If you haven't seen these before and you work in a professional kitchen, go get one, get blown away, save some money, make veggies tremble and don't be afraid to set down your knife at work again (if someone takes/breaks it, its all good, you have a backup in the roll because it only cost three bucks...so you bought a few of them, lol).

OK...enough of this rant. I haven't even been around this forum in a while, I've been so genuinely excited though, I had to make a post to spread the word.

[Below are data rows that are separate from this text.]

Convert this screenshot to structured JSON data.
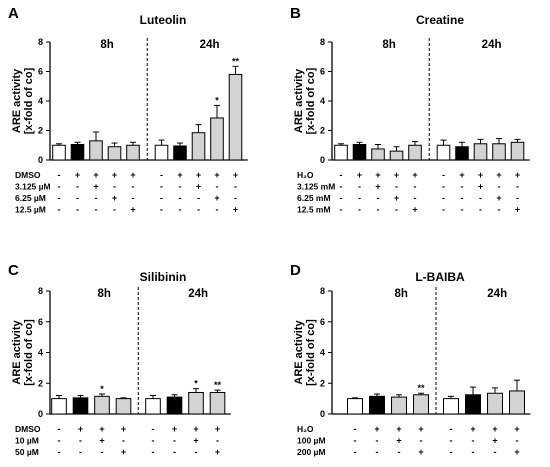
{
  "chart_data": [
    {
      "type": "bar",
      "letter": "A",
      "title": "Luteolin",
      "ylabel": "ARE activity",
      "ylabel2": "[x-fold of co]",
      "ylim": [
        0,
        8
      ],
      "yticks": [
        "0",
        "2",
        "4",
        "6",
        "8"
      ],
      "time_labels": [
        "8h",
        "24h"
      ],
      "fills": [
        "white",
        "black",
        "gray",
        "gray",
        "gray",
        "white",
        "black",
        "gray",
        "gray",
        "gray"
      ],
      "values": [
        1.0,
        1.05,
        1.3,
        0.9,
        1.0,
        1.0,
        0.95,
        1.85,
        2.85,
        5.8
      ],
      "errors": [
        0.1,
        0.15,
        0.6,
        0.25,
        0.2,
        0.35,
        0.2,
        0.55,
        0.85,
        0.55
      ],
      "significance": [
        "",
        "",
        "",
        "",
        "",
        "",
        "",
        "",
        "*",
        "**"
      ],
      "conditions": [
        {
          "label": "DMSO",
          "signs": [
            "-",
            "+",
            "+",
            "+",
            "+",
            "-",
            "+",
            "+",
            "+",
            "+"
          ]
        },
        {
          "label": "3.125 µM",
          "signs": [
            "-",
            "-",
            "+",
            "-",
            "-",
            "-",
            "-",
            "+",
            "-",
            "-"
          ]
        },
        {
          "label": "6.25 µM",
          "signs": [
            "-",
            "-",
            "-",
            "+",
            "-",
            "-",
            "-",
            "-",
            "+",
            "-"
          ]
        },
        {
          "label": "12.5 µM",
          "signs": [
            "-",
            "-",
            "-",
            "-",
            "+",
            "-",
            "-",
            "-",
            "-",
            "+"
          ]
        }
      ]
    },
    {
      "type": "bar",
      "letter": "B",
      "title": "Creatine",
      "ylabel": "ARE activity",
      "ylabel2": "[x-fold of co]",
      "ylim": [
        0,
        8
      ],
      "yticks": [
        "0",
        "2",
        "4",
        "6",
        "8"
      ],
      "time_labels": [
        "8h",
        "24h"
      ],
      "fills": [
        "white",
        "black",
        "gray",
        "gray",
        "gray",
        "white",
        "black",
        "gray",
        "gray",
        "gray"
      ],
      "values": [
        1.0,
        1.05,
        0.75,
        0.6,
        1.0,
        1.0,
        0.9,
        1.1,
        1.1,
        1.2
      ],
      "errors": [
        0.1,
        0.15,
        0.3,
        0.3,
        0.25,
        0.35,
        0.3,
        0.3,
        0.35,
        0.2
      ],
      "significance": [
        "",
        "",
        "",
        "",
        "",
        "",
        "",
        "",
        "",
        ""
      ],
      "conditions": [
        {
          "label": "H₂O",
          "signs": [
            "-",
            "+",
            "+",
            "+",
            "+",
            "-",
            "+",
            "+",
            "+",
            "+"
          ]
        },
        {
          "label": "3.125 mM",
          "signs": [
            "-",
            "-",
            "+",
            "-",
            "-",
            "-",
            "-",
            "+",
            "-",
            "-"
          ]
        },
        {
          "label": "6.25 mM",
          "signs": [
            "-",
            "-",
            "-",
            "+",
            "-",
            "-",
            "-",
            "-",
            "+",
            "-"
          ]
        },
        {
          "label": "12.5 mM",
          "signs": [
            "-",
            "-",
            "-",
            "-",
            "+",
            "-",
            "-",
            "-",
            "-",
            "+"
          ]
        }
      ]
    },
    {
      "type": "bar",
      "letter": "C",
      "title": "Silibinin",
      "ylabel": "ARE activity",
      "ylabel2": "[x-fold of co]",
      "ylim": [
        0,
        8
      ],
      "yticks": [
        "0",
        "2",
        "4",
        "6",
        "8"
      ],
      "time_labels": [
        "8h",
        "24h"
      ],
      "fills": [
        "white",
        "black",
        "gray",
        "gray",
        "white",
        "black",
        "gray",
        "gray"
      ],
      "values": [
        1.0,
        1.05,
        1.15,
        1.0,
        1.0,
        1.1,
        1.4,
        1.4
      ],
      "errors": [
        0.2,
        0.15,
        0.15,
        0.05,
        0.2,
        0.15,
        0.25,
        0.15
      ],
      "significance": [
        "",
        "",
        "*",
        "",
        "",
        "",
        "*",
        "**"
      ],
      "conditions": [
        {
          "label": "DMSO",
          "signs": [
            "-",
            "+",
            "+",
            "+",
            "-",
            "+",
            "+",
            "+"
          ]
        },
        {
          "label": "10 µM",
          "signs": [
            "-",
            "-",
            "+",
            "-",
            "-",
            "-",
            "+",
            "-"
          ]
        },
        {
          "label": "50 µM",
          "signs": [
            "-",
            "-",
            "-",
            "+",
            "-",
            "-",
            "-",
            "+"
          ]
        }
      ]
    },
    {
      "type": "bar",
      "letter": "D",
      "title": "L-BAIBA",
      "ylabel": "ARE activity",
      "ylabel2": "[x-fold of co]",
      "ylim": [
        0,
        8
      ],
      "yticks": [
        "0",
        "2",
        "4",
        "6",
        "8"
      ],
      "time_labels": [
        "8h",
        "24h"
      ],
      "fills": [
        "white",
        "black",
        "gray",
        "gray",
        "white",
        "black",
        "gray",
        "gray"
      ],
      "values": [
        1.0,
        1.15,
        1.1,
        1.25,
        1.0,
        1.25,
        1.35,
        1.5
      ],
      "errors": [
        0.05,
        0.15,
        0.15,
        0.1,
        0.15,
        0.5,
        0.35,
        0.7
      ],
      "significance": [
        "",
        "",
        "",
        "**",
        "",
        "",
        "",
        ""
      ],
      "conditions": [
        {
          "label": "H₂O",
          "signs": [
            "-",
            "+",
            "+",
            "+",
            "-",
            "+",
            "+",
            "+"
          ]
        },
        {
          "label": "100 µM",
          "signs": [
            "-",
            "-",
            "+",
            "-",
            "-",
            "-",
            "+",
            "-"
          ]
        },
        {
          "label": "200 µM",
          "signs": [
            "-",
            "-",
            "-",
            "+",
            "-",
            "-",
            "-",
            "+"
          ]
        }
      ]
    }
  ]
}
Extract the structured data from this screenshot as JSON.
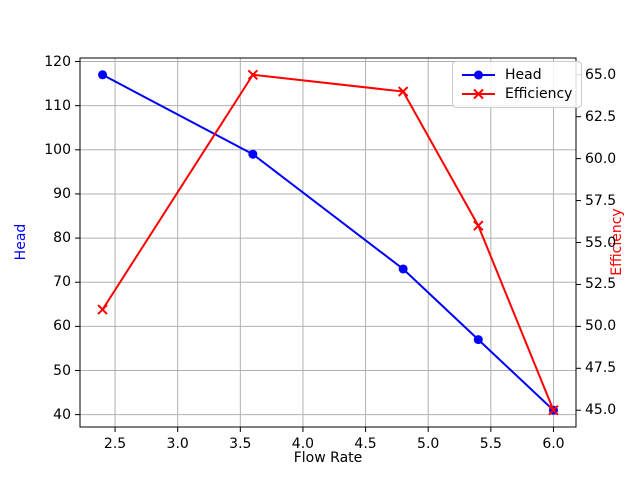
{
  "chart_data": {
    "type": "line",
    "title": "",
    "xlabel": "Flow Rate",
    "ylabel_left": "Head",
    "ylabel_right": "Efficiency",
    "x": [
      2.4,
      3.6,
      4.8,
      5.4,
      6.0
    ],
    "series": [
      {
        "name": "Head",
        "axis": "left",
        "values": [
          117,
          99,
          73,
          57,
          41
        ],
        "color": "#0000ff",
        "marker": "circle"
      },
      {
        "name": "Efficiency",
        "axis": "right",
        "values": [
          51,
          65,
          64,
          56,
          45
        ],
        "color": "#ff0000",
        "marker": "x"
      }
    ],
    "xlim": [
      2.22,
      6.18
    ],
    "ylim_left": [
      37.2,
      120.8
    ],
    "ylim_right": [
      44,
      66
    ],
    "xticks": [
      "2.5",
      "3.0",
      "3.5",
      "4.0",
      "4.5",
      "5.0",
      "5.5",
      "6.0"
    ],
    "yticks_left": [
      "40",
      "50",
      "60",
      "70",
      "80",
      "90",
      "100",
      "110",
      "120"
    ],
    "yticks_right": [
      "45.0",
      "47.5",
      "50.0",
      "52.5",
      "55.0",
      "57.5",
      "60.0",
      "62.5",
      "65.0"
    ],
    "grid": true,
    "legend_position": "upper right",
    "colors": {
      "background": "#ffffff",
      "grid": "#b0b0b0",
      "spine": "#000000",
      "tick_text": "#000000",
      "head_series": "#0000ff",
      "efficiency_series": "#ff0000"
    }
  }
}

A million (probably more) Thai chefs cant be wrong.


----------



## boar_d_laze

Easy to sharpen, just as easy to dull. Better F&F than you'd expect at the price -- but not by much. An entertaining and useful reminder that sharp beats heavy about 99.44% of the time. Still, there are plenty of nicely made knives which can be made even sharper and have far better edge holding and ergonomic characteristics to boot.
_*
Bottom line:*_ Fun toys, but most good cooks want something better in their every-day kit.

BDL


----------



## ez13

Kiwi's are definitely worth the the purchase  to have in your collection for the price. Dont think they are toys, but I wouldn't knock out 2 hours of prep with em or any kind of meat fabrication besides cutting some chicken breasts. I have used one as a line knife during service on an occasion or 3 because they can take a fall and be left wet and dirty when busy. I dont know about sharpening them though and of course there are nicer knives that hold better edges.... but Kiwi's are like 4 dollars.


----------



## kingofkings

Anyone know if these are readily available in the UK? And if so, what sort of price they are? The kitchen I work in supplies german profile knives, but you can take your own in. But they are likely to go missing, so I don't want to take anything I value in. If I can pick up one of these for like an hours wages I don't really mind if I need to buy one a week, as long as they come sharp and stay sharp with a honing rod for long enough


----------



## ez13

You can order them here - http://www.wokshop.com/store/search.php?list=subcat&subcat=38 , or try and find them at any Asian Market/Store in UK. I wouldnt recommend relying on these as your main professional knife though and they arent really a knife that takes a honing. If you need to do simple stuff here and there its a good light disposable knife to have in your kit.


----------



## chefwill

I have discovered a site called cheffonade.co.uk that sells a range of these knives in the UK. Also a few are on Amazon but they are more expensive.  I love these knives and have used them at work for over 2 years. As long as you keep them sharp on your steel they are fine.  Happy chopping!


----------



## ajithomasc

I have been using since jan-2015, its a better knife for me for home cook, but unfortunately we cannot cut bones. Its available in Chinese supermarket (behind the Red Cross) Upper Riccarton Christchurch, New Zealand, cost $5.85, $7.85


----------



## knifeforhire

Kom Kom knives are a slightly higher grade from the same company that makes the Kiwis. I have also found the Penguin brand Thai knives to be a little better grade of cutlery than Kiwi. But that doesn't change the fact that the majority of street food venders are using Kiwi. As in most parts of the world, Thai knife handling skills tops fancy cutlery every time.


----------